Religious societies in UK universities provide vital support for their members but need to do far more to reach out to each other, a report says.
Faith and Belief on Campus: Division and Cohesion, released on 4 July by the religion and society thinktank Theos and Coventry University’s Centre for Trust, Peace and Social Relations, found “at least 888 [faith and belief] societies” operating in UK universities, with an estimated membership of more than 18,000. Despite inevitable “challenges and internal divisions”, said lead author Simon Perfect, a researcher at SOAS University of London, “faith and belief societies are very good at building bonds between members of the same religion or belief group”, offering a vital support resource for lonely or distressed students and usually a place to practise their religion.
Yet Mr Perfect also wanted to see them reaching out to each other because “universities are central places for learning the value of living alongside people with different identities and beliefs. If we can get universities where this kind of dialogue and understanding is very strong, that has very beneficial repercussions for wider society.”

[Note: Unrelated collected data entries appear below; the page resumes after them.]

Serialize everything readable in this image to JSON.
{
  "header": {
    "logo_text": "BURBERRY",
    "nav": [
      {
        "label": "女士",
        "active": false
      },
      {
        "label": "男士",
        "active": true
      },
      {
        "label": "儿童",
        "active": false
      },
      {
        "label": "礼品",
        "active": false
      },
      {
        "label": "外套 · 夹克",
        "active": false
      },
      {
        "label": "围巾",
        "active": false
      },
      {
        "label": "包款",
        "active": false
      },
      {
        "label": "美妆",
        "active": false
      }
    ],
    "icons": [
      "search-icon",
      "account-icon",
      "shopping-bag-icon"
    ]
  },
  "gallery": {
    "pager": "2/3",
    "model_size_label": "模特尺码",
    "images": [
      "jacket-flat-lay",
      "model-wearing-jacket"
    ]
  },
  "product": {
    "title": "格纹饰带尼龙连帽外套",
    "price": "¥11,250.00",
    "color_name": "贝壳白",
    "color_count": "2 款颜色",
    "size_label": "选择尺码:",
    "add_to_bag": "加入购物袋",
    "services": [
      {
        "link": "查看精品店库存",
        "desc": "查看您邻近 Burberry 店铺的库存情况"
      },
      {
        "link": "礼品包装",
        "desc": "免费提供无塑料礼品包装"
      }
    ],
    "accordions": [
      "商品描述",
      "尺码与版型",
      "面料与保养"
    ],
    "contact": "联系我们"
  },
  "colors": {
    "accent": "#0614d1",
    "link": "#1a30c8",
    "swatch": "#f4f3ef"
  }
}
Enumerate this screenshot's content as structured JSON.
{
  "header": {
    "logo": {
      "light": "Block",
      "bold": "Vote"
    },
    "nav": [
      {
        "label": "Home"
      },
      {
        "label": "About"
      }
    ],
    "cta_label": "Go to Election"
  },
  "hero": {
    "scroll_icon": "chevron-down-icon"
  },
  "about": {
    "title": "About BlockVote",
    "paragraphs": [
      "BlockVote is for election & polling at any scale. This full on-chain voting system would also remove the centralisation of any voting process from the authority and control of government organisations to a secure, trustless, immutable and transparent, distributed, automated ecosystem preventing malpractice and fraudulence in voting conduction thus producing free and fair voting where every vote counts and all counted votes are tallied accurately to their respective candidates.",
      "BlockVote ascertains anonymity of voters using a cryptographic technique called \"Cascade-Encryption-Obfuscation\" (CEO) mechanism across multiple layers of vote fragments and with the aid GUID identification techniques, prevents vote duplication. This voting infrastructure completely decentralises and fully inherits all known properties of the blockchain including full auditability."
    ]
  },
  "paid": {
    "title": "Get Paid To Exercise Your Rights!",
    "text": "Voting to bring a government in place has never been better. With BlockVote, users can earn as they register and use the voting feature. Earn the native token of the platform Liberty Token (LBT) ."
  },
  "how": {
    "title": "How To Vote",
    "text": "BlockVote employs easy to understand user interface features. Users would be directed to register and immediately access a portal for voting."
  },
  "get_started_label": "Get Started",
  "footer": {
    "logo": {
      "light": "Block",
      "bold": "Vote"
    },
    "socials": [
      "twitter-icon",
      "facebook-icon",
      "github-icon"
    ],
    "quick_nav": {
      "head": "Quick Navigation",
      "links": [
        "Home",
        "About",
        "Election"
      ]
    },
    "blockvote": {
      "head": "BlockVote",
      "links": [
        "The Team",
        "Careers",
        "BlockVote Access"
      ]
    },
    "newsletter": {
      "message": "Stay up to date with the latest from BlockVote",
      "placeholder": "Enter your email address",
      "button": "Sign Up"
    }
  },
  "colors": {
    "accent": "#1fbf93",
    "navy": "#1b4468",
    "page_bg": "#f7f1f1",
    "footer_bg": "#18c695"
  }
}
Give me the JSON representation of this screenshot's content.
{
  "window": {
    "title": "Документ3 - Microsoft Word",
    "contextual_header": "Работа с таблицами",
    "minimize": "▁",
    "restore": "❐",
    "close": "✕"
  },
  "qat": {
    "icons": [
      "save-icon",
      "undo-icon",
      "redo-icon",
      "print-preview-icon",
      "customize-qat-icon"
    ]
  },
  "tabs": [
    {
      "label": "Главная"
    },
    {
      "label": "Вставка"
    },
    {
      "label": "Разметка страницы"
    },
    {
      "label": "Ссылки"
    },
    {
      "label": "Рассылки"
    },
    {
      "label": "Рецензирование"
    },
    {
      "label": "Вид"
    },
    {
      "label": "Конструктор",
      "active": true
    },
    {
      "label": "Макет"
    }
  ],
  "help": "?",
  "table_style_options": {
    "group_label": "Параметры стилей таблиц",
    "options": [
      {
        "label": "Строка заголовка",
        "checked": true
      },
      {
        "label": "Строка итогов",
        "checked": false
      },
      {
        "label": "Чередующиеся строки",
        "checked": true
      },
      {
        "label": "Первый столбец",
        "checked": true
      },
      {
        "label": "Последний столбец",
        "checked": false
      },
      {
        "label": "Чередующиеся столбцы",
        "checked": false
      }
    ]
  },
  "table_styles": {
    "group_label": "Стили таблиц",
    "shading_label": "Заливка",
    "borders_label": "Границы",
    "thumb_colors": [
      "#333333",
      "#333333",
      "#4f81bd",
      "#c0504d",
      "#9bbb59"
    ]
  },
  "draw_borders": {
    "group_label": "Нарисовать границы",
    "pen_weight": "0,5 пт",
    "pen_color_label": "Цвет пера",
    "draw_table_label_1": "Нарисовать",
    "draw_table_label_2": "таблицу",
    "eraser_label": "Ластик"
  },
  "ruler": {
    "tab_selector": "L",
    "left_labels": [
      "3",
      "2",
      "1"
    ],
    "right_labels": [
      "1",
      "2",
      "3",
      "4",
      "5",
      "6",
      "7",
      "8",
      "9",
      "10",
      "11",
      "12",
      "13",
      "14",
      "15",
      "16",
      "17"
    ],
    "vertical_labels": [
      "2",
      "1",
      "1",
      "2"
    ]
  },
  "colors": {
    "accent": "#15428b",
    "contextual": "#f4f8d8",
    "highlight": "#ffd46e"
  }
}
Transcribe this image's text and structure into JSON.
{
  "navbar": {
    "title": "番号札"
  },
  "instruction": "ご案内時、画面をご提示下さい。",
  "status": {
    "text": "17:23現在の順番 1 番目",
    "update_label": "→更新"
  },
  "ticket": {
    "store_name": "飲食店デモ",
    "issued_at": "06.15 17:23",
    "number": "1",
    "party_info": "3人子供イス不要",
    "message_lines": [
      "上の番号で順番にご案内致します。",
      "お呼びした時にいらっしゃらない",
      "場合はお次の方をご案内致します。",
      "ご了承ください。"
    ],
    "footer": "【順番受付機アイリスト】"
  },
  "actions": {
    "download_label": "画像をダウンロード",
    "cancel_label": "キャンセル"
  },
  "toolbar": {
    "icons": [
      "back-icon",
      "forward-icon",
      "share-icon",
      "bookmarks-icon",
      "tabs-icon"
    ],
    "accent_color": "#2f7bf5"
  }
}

It was here that many societies were failing to live up to their potential. Some, admitted Mr Perfect, simply put their efforts elsewhere. A number of Christian Unions, for example, were focused on proselytisation – sometimes even outside nightclubs – and “less interested in sitting on a panel and giving students of a different faith or belief a public voice”.
Yet in general, the researchers had found “a strong appetite” for interfaith work. Mr Perfect cited the case of an Islamic Society “hoping to organise a poetry slam event with the Christian Union” and “really good work being done by Sikh societies who wanted to reach out to a whole variety of faith groups”. Practical and logistical issues, unfortunately, often meant that these aspirations often bore little fruit.
The report’s concluding recommendations therefore urge faith and belief societies to “explore ways of increasing the frequency with which they collaborate with other such societies” and to set realistic targets such as “organising at least one small-scale collaboration…per term”. But it also saw a much bigger role for students’ unions. One promising option was giving a religiously literate “permanent member of staff a religion or belief brief”. Such individuals could then “invit[e] the Faith & Belief Forum or other interfaith organisations to help organise” events or “set up an ‘interfaith buddy’ scheme, directly connecting members of different religions or beliefs and encouraging them to form friendships”.
“The students need institutional support from the union,” agreed Mr Perfect, citing a case where a staff member was “very proactive in going out to speak to those societies and asking them what their needs were and trying to build links. That can lead to a one-off panel debate or, better still, a medium- to long-term project, for example around social action.”